Mehr als 500.000 Menschen sind seit Jahresbeginn über das Mittelmeer nach Europa gekommen, fast 3000 Menschen starben dabei bzw. gelten als vermisst. [2] "Es ist illusorisch zu glauben, der Flüchtlingsstrom lasse sich durch Militäreinsätze gegen Flüchtlingsboote eindämmen. Solange die Fluchtursachen wie Krieg, bitterste Armut und Perspektivlosigkeit in Syrien, Irak, Afghanistan, Eritrea oder auch in den Flüchtlingslagern Jordaniens und des Libanon anhalten, riskieren die Menschen gefährliche Fluchtwege und nehmen Schlepper in Anspruch", meint der HU-Vorsitzende Werner Koep-Kerstin. "Die EU muss das Sterben im Mittelmeer beenden durch Eröffnung legaler, gefahrenfreier Wege für Flüchtlinge nach Europa sowie den Aufbau einer zivilen europäischen Seenotrettung. Dafür muß das EU-Parlament umgehend die benötigten finanziellen Mittel bereitstellen. Militärischer Aktionismus ist dafür kein Ersatz", so Koep-Kerstin.
Quellen:
[1] Forum Menschenrechte: An den Grenzen des Flüchtlingsrechts. Ein völkerrechtliches und menschenrechtliches Positionspapier zur Auslagerung der Grenzkontrollen, Militäreinsätzen und Seenotrettung vom Juni 2015, abrufbar unter www.forum-menschenrechte.de
[2] Angaben lt. Süddeutscher Zeitung v. 30.9.2015.
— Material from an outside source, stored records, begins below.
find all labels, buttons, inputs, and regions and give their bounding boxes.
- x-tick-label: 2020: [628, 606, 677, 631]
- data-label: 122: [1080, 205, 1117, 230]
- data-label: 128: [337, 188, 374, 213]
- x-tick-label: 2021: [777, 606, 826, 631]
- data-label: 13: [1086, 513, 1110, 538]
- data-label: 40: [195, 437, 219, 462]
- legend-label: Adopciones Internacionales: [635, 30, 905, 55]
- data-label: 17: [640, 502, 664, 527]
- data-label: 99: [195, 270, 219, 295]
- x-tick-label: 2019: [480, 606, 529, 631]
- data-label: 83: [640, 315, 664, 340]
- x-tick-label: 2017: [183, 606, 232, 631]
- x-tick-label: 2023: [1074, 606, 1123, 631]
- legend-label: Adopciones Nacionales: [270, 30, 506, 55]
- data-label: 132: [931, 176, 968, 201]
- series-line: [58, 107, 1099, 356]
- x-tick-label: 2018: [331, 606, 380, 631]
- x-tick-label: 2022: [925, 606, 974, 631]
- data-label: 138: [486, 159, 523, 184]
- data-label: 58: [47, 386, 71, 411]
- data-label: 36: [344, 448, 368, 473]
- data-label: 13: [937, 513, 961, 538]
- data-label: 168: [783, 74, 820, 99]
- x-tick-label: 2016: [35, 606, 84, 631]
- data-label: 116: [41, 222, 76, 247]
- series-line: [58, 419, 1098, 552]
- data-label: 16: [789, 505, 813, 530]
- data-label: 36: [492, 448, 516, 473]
Pressemitteilung der Humanistischen Union
5 Kommentare
Kommentare
David am Permanenter Link
" Dieser Wechsel steht im Widerspruch zur Willkommenskultur, die die Bevölkerung in Deutschland praktiziert und die Bundesregierung beschwört."
Ich hoffe, die HU ist sich klar darüber, dass diese herbeigeredete "Willkommenskultur" letztendlich mitverantwortlich ist für die Toten im Mittelmeer.
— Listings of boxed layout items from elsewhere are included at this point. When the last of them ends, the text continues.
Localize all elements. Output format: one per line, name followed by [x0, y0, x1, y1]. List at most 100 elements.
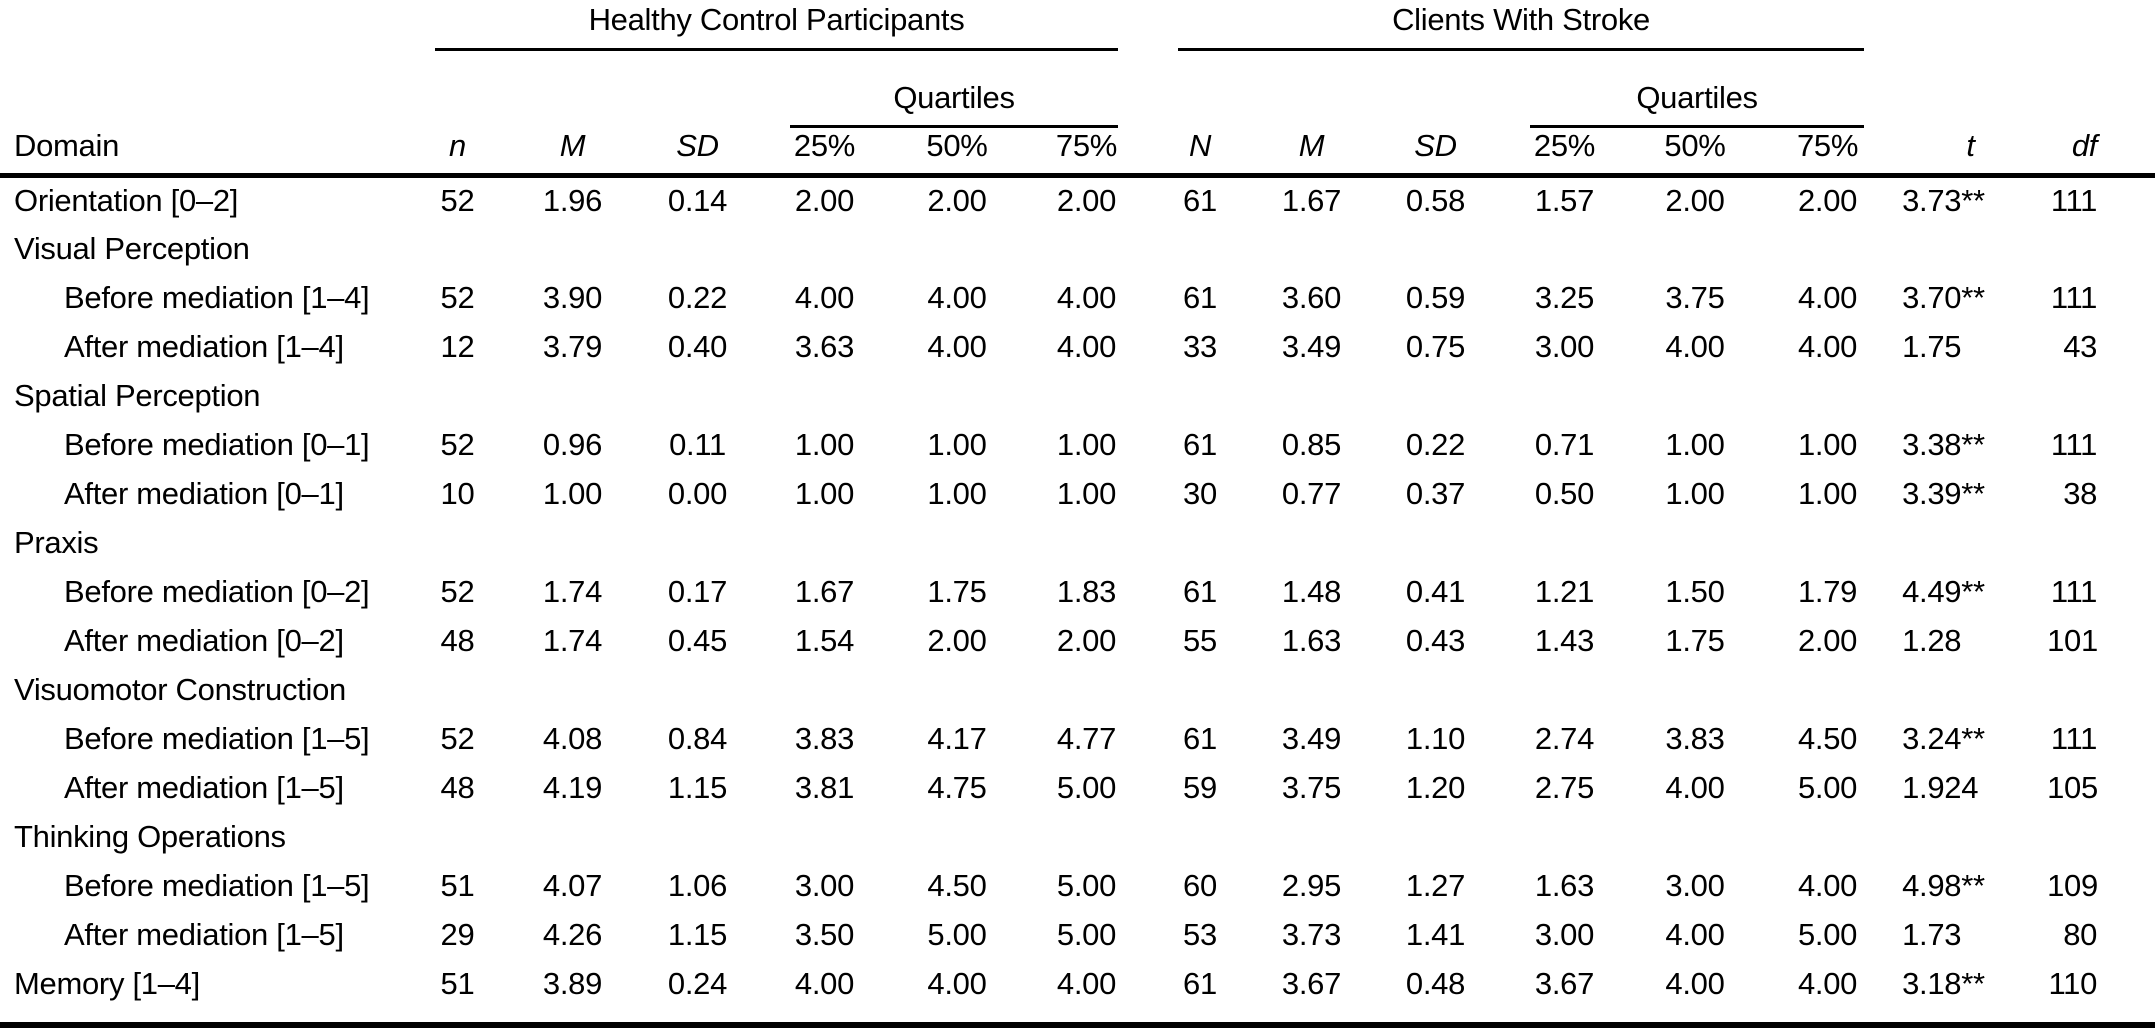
- table-row: Before mediation [0–1] 52 0.96 0.11 1.00 1.00…: [0, 421, 2155, 470]
- table-cell: [1252, 372, 1371, 421]
- table-cell: 61: [1183, 966, 1217, 1001]
- table-cell: 12: [440, 329, 475, 364]
- section-header-row: Visuomotor Construction: [0, 666, 2155, 715]
- table-cell: 111: [2050, 721, 2098, 756]
- table-cell: 1.83: [1056, 574, 1117, 609]
- table-cell: 4.00: [927, 280, 987, 315]
- row-label: After mediation [1–5]: [64, 770, 344, 805]
- table-cell: 1.63: [1281, 623, 1342, 658]
- table-cell: [405, 519, 510, 568]
- section-header-row: Spatial Perception: [0, 372, 2155, 421]
- table-cell: 52: [440, 721, 475, 756]
- table-cell: 43: [2063, 329, 2098, 364]
- table-cell: 0.96: [542, 427, 603, 462]
- group-header-row: Healthy Control Participants Clients Wit…: [0, 0, 2155, 54]
- row-label: Before mediation [1–5]: [64, 721, 370, 756]
- quartiles-header-stroke: Quartiles: [1500, 54, 1894, 128]
- table-cell: 5.00: [1056, 917, 1117, 952]
- table-cell: [1371, 666, 1500, 715]
- table-cell: 3.00: [1665, 868, 1725, 903]
- table-cell: [1148, 519, 1252, 568]
- table-cell: 3.67: [1534, 966, 1595, 1001]
- table-cell: 4.00: [1665, 770, 1725, 805]
- table-cell: 3.63: [794, 329, 855, 364]
- section-label: Spatial Perception: [14, 378, 261, 413]
- table-cell: [1894, 519, 2047, 568]
- table-cell: [1629, 813, 1761, 862]
- table-cell: 0.48: [1405, 966, 1466, 1001]
- table-cell: 60: [1183, 868, 1217, 903]
- table-cell: 1.50: [1665, 574, 1725, 609]
- table-cell: 3.73: [1281, 917, 1342, 952]
- table-cell: 111: [2050, 183, 2098, 219]
- table-cell: [510, 519, 635, 568]
- table-cell: 0.00: [667, 476, 728, 511]
- table-cell: 2.74: [1534, 721, 1595, 756]
- table-cell: 4.00: [1665, 917, 1725, 952]
- table-body: Orientation [0–2] 52 1.96 0.14 2.00 2.00 2.00 6…: [0, 176, 2155, 1009]
- table-cell: [1500, 372, 1629, 421]
- table-cell: [1761, 519, 1894, 568]
- table-row: After mediation [1–5] 29 4.26 1.15 3.50 5.00 5…: [0, 911, 2155, 960]
- table-row: Orientation [0–2] 52 1.96 0.14 2.00 2.00 2.00 6…: [0, 176, 2155, 225]
- table-cell: 1.75: [927, 574, 987, 609]
- table-cell: [1500, 519, 1629, 568]
- table-cell: 4.00: [1665, 329, 1725, 364]
- table-cell: 1.00: [1056, 476, 1117, 511]
- table-cell: 5.00: [927, 917, 987, 952]
- table-cell: 4.26: [542, 917, 603, 952]
- table-cell: 2.00: [927, 623, 987, 658]
- table-cell: 61: [1183, 280, 1217, 315]
- table-cell: 4.00: [794, 280, 855, 315]
- table-cell: 2.00: [1056, 183, 1117, 219]
- table-cell: [1629, 225, 1761, 274]
- table-cell: [2047, 225, 2155, 274]
- col-header-q25-healthy: 25%: [760, 128, 889, 178]
- table-cell: [1148, 372, 1252, 421]
- table-cell: 0.41: [1405, 574, 1466, 609]
- section-label: Thinking Operations: [14, 819, 286, 854]
- col-header-t-statistic: t: [1894, 128, 2048, 178]
- row-label: After mediation [0–1]: [64, 476, 344, 511]
- table-cell: 38: [2063, 476, 2098, 511]
- table-cell: 3.75: [1665, 280, 1725, 315]
- table-cell: 2.00: [1665, 183, 1725, 219]
- table-cell: 1.06: [667, 868, 728, 903]
- table-cell: 3.25: [1534, 280, 1595, 315]
- table-cell: [405, 813, 510, 862]
- table-cell: 1.00: [794, 476, 855, 511]
- section-label: Visuomotor Construction: [14, 672, 346, 707]
- table-cell: 1.63: [1534, 868, 1595, 903]
- row-label: Memory [1–4]: [14, 966, 200, 1001]
- table-cell: 3.83: [1665, 721, 1725, 756]
- col-header-q75-stroke: 75%: [1761, 128, 1895, 178]
- table-cell: 1.00: [1056, 427, 1117, 462]
- section-header-row: Praxis: [0, 519, 2155, 568]
- quartiles-header-healthy: Quartiles: [760, 54, 1148, 128]
- table-cell: [635, 666, 760, 715]
- section-label: Visual Perception: [14, 231, 250, 266]
- table-cell: 0.77: [1281, 476, 1342, 511]
- table-cell: 4.00: [1665, 966, 1725, 1001]
- table-cell: 4.75: [927, 770, 987, 805]
- table-cell: 4.50: [1797, 721, 1858, 756]
- table-cell: [1500, 813, 1629, 862]
- table-cell: 1.41: [1405, 917, 1466, 952]
- table-row: After mediation [1–5] 48 4.19 1.15 3.81 4.75 5…: [0, 764, 2155, 813]
- table-cell: 3.00: [1534, 329, 1595, 364]
- section-header-row: Visual Perception: [0, 225, 2155, 274]
- table-cell: 1.00: [794, 427, 855, 462]
- table-cell: 4.19: [542, 770, 603, 805]
- table-cell: [1371, 225, 1500, 274]
- col-header-q25-stroke: 25%: [1500, 128, 1629, 178]
- spacer-cell: [405, 54, 760, 128]
- table-cell: 4.50: [927, 868, 987, 903]
- table-cell: 1.48: [1281, 574, 1342, 609]
- table-cell: 0.14: [667, 183, 728, 219]
- table-cell: 4.77: [1056, 721, 1117, 756]
- table-cell: [760, 519, 889, 568]
- table-cell: 10: [440, 476, 475, 511]
- table-cell: 3.79: [542, 329, 603, 364]
- table-cell: 4.00: [1797, 868, 1858, 903]
- table-cell: [2047, 813, 2155, 862]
Die EU-Polizeikräfte verfügen weder über das Personal noch das Material, die Seewege im Mittelmeer ausreichend zu kontrollieren. Der Einsatz von EU-Marineeinheiten mit Rahmen einer klar umrissenen Mission wie der Wahrung von Seerecht und Seenotrettung ist daher gleichermassen rational-vernünftig wie ethisch-humanistisch völlig vertretbar. Dass diese Massnahmen nicht alleine greifen, um das Grundproblem anzugehen, ist jedem klar.
"Mit der gewaltsamen Aufbringung von Flüchtlingsbooten werden weitere Menschenleben als 'Kollateralschäden' in Kauf genommen. "
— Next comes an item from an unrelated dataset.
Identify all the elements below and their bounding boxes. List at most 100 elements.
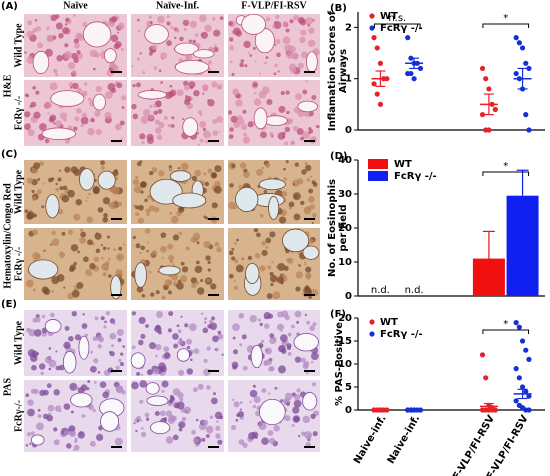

Die Behauptung, dass bei der Aufbringung von Schleuserbooten Kollateralschäden in Kauf genommen werden, halte ich für ziemlich frech und nahe an einer propagandistischen Lüge. Die Schleuserboote sind nahezu immer völlig überbelegt und damit selten seetüchtig. Das Aufbringen ist daher allein schon aus humanitärer Sicht eine gebotene Notwendigkeit.
"Der Schleuser wird man so nicht habhaft werden, da diese meist nicht auf den Flüchtlingsbooten sind, sondern im Hintergrund agieren", mahnt Kutscha"
Weil man den großen Fisch nur schwer fangen kann, soll man sich am kleinen Fisch erst gar nicht versuchen? Logik? Was ist das für eine Rechtsauffassung?
Little Louis am Permanenter Link
@ David,01.10. um 13:27
Little Louis am Permanenter Link
Nachtrag: Richtig ist allerdings der Hinweis auf das Trennungsgebot bezüglich Militär und Polizei.
Manni am Permanenter Link
Christoph Süß kommt in seinem Buch "Ich denke, also bin ich verwirrt" zu der traurigen Erkenntnis:
"In diesem Jahrhunder aber werden nicht Milllionen sterben, es werden Milliarden sein. Dazu kann niemand eine Haltung einnehmen. Es gibt keine. Nur eins ist klar. Unsere Zivilisation, die auf Würde, Menschenrechten und "the pusuit of happyness" beruht, wird, konfrontiert mit Milliarden Todesopfern, nicht aufrechtzuerhalten sein.
Meine Empfehlung für alle diejenigen, die ihre geistige Gesundheit behalten wollen - schauen Sie einfach die nächsten hundert Jahre keine Nachrichten."
Frank Linnhoff am Permanenter Link
Es gäbe keine Schleuser, wenn Flüchtlinge frei in die EU ein- und ausreisen könnten.
Deutsche Kriegsschiffe und Soldaten gegen das "Schleuserbanden-Unwesen", das ist tatsächlich ein Höhepunkt von politischer Dummheit.